Fig. 1 is a cross-sectional view of a thick film circuit board according to an embodiment of the present invention, Fig. 2 is a characteristic diagram showing the relationship between the distance between electrodes and the sheet resistance Rs, and Fig. 3 is a cross-sectional view of a conventional thick film circuit board. It is a diagram. 10...Ceramic substrate, 20...Conductor film, 30...Glaze resistance film, 40...

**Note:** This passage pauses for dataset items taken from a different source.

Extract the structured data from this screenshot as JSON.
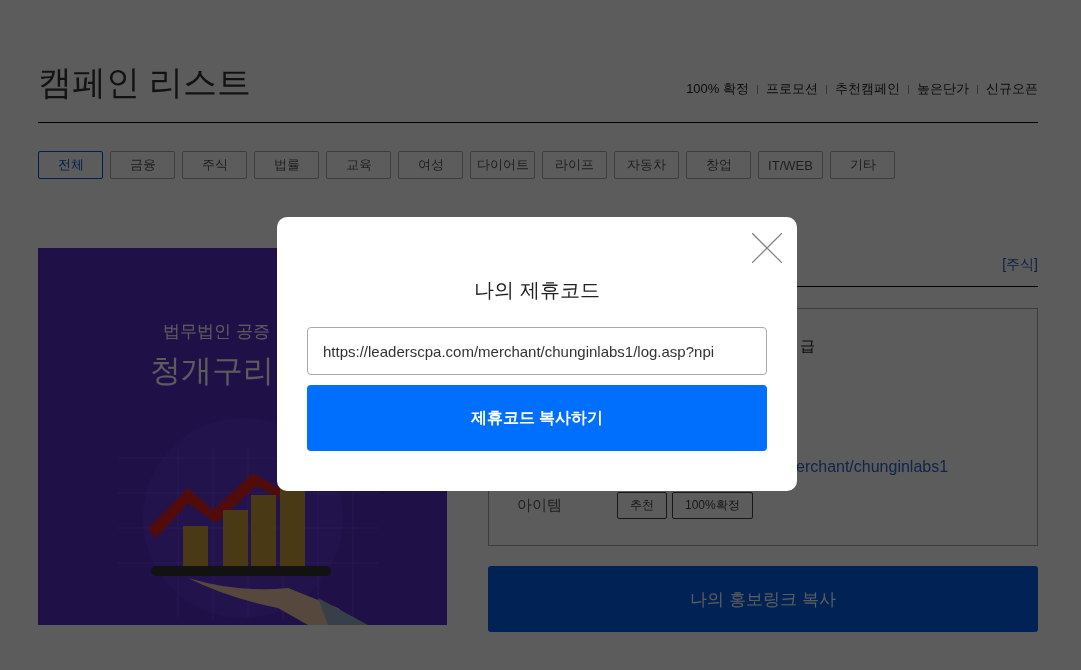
{
  "page": {
    "title": "캠페인 리스트",
    "nav_links": [
      "100% 확정",
      "프로모션",
      "추천캠페인",
      "높은단가",
      "신규오픈"
    ],
    "categories": [
      {
        "label": "전체",
        "selected": true
      },
      {
        "label": "금융",
        "selected": false
      },
      {
        "label": "주식",
        "selected": false
      },
      {
        "label": "법률",
        "selected": false
      },
      {
        "label": "교육",
        "selected": false
      },
      {
        "label": "여성",
        "selected": false
      },
      {
        "label": "다이어트",
        "selected": false
      },
      {
        "label": "라이프",
        "selected": false
      },
      {
        "label": "자동차",
        "selected": false
      },
      {
        "label": "창업",
        "selected": false
      },
      {
        "label": "IT/WEB",
        "selected": false
      },
      {
        "label": "기타",
        "selected": false
      }
    ]
  },
  "campaign": {
    "banner": {
      "kind": "picture",
      "subtitle": "법무법인 공증",
      "headline": "청개구리"
    },
    "category_tag": "[주식]",
    "details": {
      "row_1": "급",
      "link": "erchant/chunginlabs1",
      "items_label": "아이템",
      "items": [
        "추천",
        "100%확정"
      ]
    },
    "promo_button": "나의 홍보링크 복사"
  },
  "modal": {
    "title": "나의 제휴코드",
    "code_field": {
      "value": "https://leaderscpa.com/merchant/chunginlabs1/log.asp?npi"
    },
    "copy_button": "제휴코드 복사하기"
  }
}
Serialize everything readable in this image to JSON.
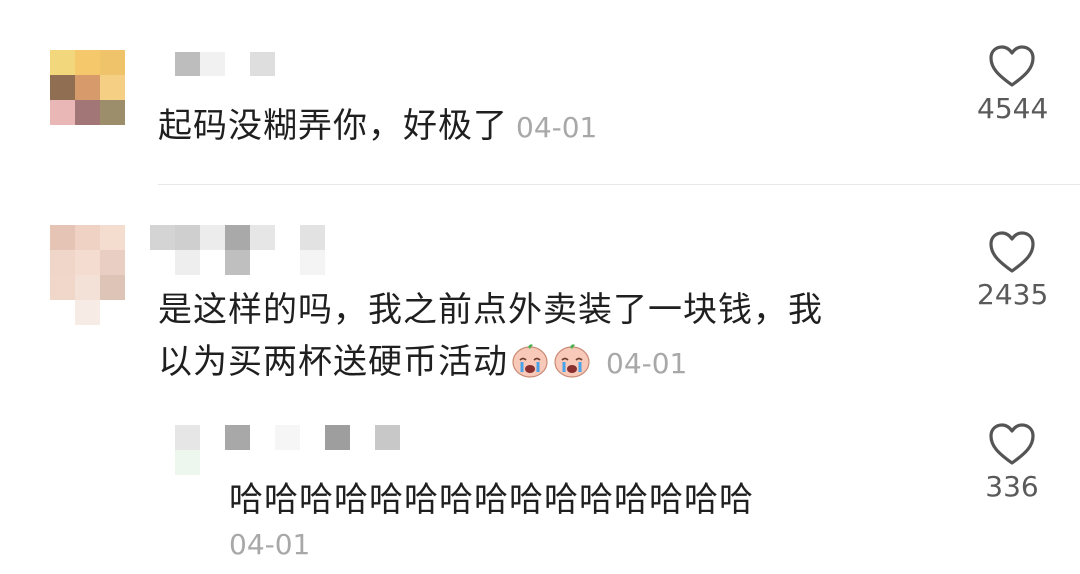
{
  "comments": [
    {
      "text": "起码没糊弄你，好极了",
      "date": "04-01",
      "likes": "4544",
      "avatar_colors": [
        "#f2d77c",
        "#f5c86b",
        "#efc36a",
        "#8f6e52",
        "#d79a6a",
        "#f5cf84",
        "#e8b7b6",
        "#a27676",
        "#9c8e6a"
      ]
    },
    {
      "text_line1": "是这样的吗，我之前点外卖装了一块钱，我",
      "text_line2": "以为买两杯送硬币活动",
      "emoji_name": "crying-face-emoji",
      "date": "04-01",
      "likes": "2435",
      "avatar_colors": [
        "#e6c4b5",
        "#f0d2c4",
        "#f4dccf",
        "#efd6c9",
        "#f4ddd0",
        "#e9cfc3",
        "#f1d7c9",
        "#f3e1d8",
        "#ddc4b6"
      ]
    },
    {
      "text": "哈哈哈哈哈哈哈哈哈哈哈哈哈哈哈",
      "date": "04-01",
      "likes": "336"
    }
  ],
  "icons": {
    "like": "heart-outline-icon"
  },
  "colors": {
    "text": "#1f1f1f",
    "date": "#a8a8a8",
    "likes": "#5a5a5a",
    "divider": "#e8e8e8"
  }
}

...Base metal conductor film, 50... Silicide-glass-based glaze resistance film. Name of agent: Patent attorney Toshio Nakao and 1 other person L (xq
vinegar

Claims (1)

[Claims] After firing a silicide-glass-based glazed resistive film on an insulating ceramic substrate at high temperature in a non-oxidizing atmosphere, a conductive film made of a base metal material in contact with the resistive film is heated at a temperature lower than the firing temperature of the resistive film. A method for producing a thick film circuit board, characterized by firing in a non-oxidizing atmosphere.